Getting ready for Unguvu 2 - Right now I’m working on preparing myself, reading all important documents and of course starting to pack. Of course I will try to keep you updated how it is going.
I find it very difficult to describe what Scouting means to me with only one word - because I think there are so many different aspects that are important. Some of the most important ones are for me unforgettable memories and experiences and friendships made all around the world, living outdoors, getting to know limits, exploring the world, doing things you never imagined to be possible and just experience crazy magic moments you will never forget. Like lying in a canoe at night and watching the shooting stars fall, dancing in front of international negotiators at an UN Climate Change Conference, doing an action to raise awareness in front of Notre-Dame in Paris or spending an entire night at a fire, thinking about what really matters to you. But of course also all the little things, like that shy little brownie in your group which slowly becomes more daring and outgoing or when the father of one of your cubs tells you, how many awesome stories his child tells him about what happened at the scout activity.
My partner for the Unguvu workshop, as there are always two participants per country, is Miriam, in Scouts also called Orion. We met for the first time at our first briefing session. Together we had a few more meetings with people engaged in different projects regarding partnerships and intercultural openness at our organization. It was definitively very helpful for us to get a good overview about what our organization is doing. And of course we have been busy organizing what typical food, games etc. we are going to bring to Addis Abbeba.
To give you a bit of a background, where I am from: Switzerland is a quite small country in the center of Europe with a bit less than 8 million inhabitants. It is mainly known for cheese, mountains and winter sports, (expensive) watches and the banking sector, but also precision technology, tourism and chemicals/pharmaceuticals are very important.
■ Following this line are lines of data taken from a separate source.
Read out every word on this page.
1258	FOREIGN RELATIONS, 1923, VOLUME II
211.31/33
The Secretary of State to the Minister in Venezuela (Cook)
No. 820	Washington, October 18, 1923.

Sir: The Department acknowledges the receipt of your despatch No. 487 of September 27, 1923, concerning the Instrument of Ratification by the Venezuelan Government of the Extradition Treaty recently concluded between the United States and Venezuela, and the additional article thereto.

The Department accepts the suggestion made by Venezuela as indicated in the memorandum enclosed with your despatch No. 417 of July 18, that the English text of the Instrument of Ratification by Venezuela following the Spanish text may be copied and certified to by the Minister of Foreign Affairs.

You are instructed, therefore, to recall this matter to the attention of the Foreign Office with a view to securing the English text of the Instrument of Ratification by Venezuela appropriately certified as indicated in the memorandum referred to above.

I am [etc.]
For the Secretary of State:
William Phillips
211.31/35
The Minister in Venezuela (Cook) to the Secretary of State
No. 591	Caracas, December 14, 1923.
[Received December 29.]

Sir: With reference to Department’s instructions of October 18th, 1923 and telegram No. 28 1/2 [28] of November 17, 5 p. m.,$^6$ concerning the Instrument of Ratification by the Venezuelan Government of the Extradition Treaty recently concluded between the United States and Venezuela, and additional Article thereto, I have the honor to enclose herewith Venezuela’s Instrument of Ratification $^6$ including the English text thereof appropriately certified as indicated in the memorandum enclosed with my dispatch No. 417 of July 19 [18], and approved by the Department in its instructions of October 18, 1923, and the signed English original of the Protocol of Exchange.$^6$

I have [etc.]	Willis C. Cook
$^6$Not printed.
Very typical are the “Alps”, the mountains where many people enjoy to go skiing, snowboarding or hiking during summer. Our NSO, the Swiss Scout and Guide Movement is with approximately 42’000 members one of the largest youth organizations in the country, spread over 5 age groups. Currently there are active partnerships with Burkina Faso and Paraguay and joint camps and training courses with Georgia and Serbia. Unfortunately there is no English version of the information page about it: http://www.scout.ch/fr/au-quotidien/international/partenariat/engagement-et-echange-culturel?set_language=fr (FR)
Now it’s only a few days left until I will meet up with Orion in the train and get to the airport to fly to Ethiopia. I’m really looking forward to getting to know all participants and hopefully learning a lot about diversity and inclusion which can help our organization to improve integration.